A little over two years ago I posted here on PCP the sensational Eleven:Eleventhe debut album by the Bostonians Come, and there were many friends who remembered the long musical road of its vocalist, the queen-of-fucking-all Thalia Zedec.
The woman is a veritable entity of American alt-rock, moving around since leaving Washington for Boston in the late ’70s, invariably lending her unique voice to a host of bands and projects. Today I skip its first two groups (or at least the two I know of), White Women and Dangerous Birds, and go straight to the third that – I believe – revealed its name to the world. Or at least to the underworld, before taking on vocals for the also seminal Live Skull.

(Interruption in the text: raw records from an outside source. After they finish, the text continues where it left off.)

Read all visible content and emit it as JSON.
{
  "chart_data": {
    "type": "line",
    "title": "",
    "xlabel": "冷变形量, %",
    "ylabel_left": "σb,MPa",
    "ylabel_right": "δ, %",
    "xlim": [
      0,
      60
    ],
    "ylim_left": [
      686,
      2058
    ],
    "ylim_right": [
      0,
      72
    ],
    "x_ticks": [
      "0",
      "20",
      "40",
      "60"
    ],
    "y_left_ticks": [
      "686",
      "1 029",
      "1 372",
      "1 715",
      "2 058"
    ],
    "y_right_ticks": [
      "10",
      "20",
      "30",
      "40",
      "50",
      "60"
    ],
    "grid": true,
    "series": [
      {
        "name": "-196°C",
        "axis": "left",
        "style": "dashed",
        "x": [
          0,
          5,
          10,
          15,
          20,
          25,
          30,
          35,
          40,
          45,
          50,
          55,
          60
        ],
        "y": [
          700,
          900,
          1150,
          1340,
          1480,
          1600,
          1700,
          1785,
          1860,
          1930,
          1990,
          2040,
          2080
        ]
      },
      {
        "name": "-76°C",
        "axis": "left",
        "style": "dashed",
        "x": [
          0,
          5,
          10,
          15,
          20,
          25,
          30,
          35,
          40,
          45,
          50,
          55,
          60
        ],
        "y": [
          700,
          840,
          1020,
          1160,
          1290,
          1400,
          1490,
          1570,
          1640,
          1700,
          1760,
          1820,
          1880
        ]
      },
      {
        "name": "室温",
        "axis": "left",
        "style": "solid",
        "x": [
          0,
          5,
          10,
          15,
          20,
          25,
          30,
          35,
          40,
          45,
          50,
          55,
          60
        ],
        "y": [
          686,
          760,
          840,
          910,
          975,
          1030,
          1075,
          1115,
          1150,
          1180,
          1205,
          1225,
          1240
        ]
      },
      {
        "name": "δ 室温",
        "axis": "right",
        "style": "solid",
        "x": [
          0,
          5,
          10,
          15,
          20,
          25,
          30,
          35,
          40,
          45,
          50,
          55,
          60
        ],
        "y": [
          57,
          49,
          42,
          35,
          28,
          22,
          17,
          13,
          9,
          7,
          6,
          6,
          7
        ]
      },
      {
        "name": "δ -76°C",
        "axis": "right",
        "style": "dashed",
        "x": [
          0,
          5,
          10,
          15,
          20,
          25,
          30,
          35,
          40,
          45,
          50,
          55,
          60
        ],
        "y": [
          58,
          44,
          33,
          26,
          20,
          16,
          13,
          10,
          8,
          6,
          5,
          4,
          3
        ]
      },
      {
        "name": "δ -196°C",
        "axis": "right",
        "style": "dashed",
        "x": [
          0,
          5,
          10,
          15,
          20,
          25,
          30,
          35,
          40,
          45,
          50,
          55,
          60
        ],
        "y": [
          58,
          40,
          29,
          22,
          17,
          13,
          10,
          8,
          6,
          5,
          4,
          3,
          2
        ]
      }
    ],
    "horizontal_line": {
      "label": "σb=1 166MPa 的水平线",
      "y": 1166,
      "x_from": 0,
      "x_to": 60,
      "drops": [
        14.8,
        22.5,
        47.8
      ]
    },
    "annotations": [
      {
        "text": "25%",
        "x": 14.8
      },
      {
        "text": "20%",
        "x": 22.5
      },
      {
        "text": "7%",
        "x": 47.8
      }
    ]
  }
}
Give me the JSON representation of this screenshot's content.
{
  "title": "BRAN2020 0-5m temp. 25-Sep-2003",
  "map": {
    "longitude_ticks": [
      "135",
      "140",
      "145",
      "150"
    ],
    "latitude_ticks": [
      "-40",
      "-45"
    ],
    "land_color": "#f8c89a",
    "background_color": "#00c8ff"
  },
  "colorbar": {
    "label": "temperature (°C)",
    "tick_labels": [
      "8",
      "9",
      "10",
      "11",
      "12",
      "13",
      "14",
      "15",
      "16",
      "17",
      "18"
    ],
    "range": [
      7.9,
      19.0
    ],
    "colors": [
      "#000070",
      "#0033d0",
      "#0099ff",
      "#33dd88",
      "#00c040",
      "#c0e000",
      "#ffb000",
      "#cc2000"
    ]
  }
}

The band Uzi has just one EP in its short trajectory, but at just over 23 minutes it has left its mark on universal underground music; Sleep asylum It came out in 1986 and is one of the rocks on which the most crooked towers of Yankee post-punk were built.
Dark, loud, full of experimentation with tapes (the loops sometimes look like samples) and driven by Thalia’s junkie/aggressive voice, the little disc is the ‘Massachusetts version’ of the New York no wave of the grandmasters Sonic Youth and in several moments – especially when it sounds more direct and upright, as in “Garbrielle and “Underneath” – is clearly one of the great influences of another queen, the muse of PCP Polly Jean Harvey.
In short, Sleep asylum it is one of those treasures to be discovered or rediscovered. One way or another, listen on the stalk!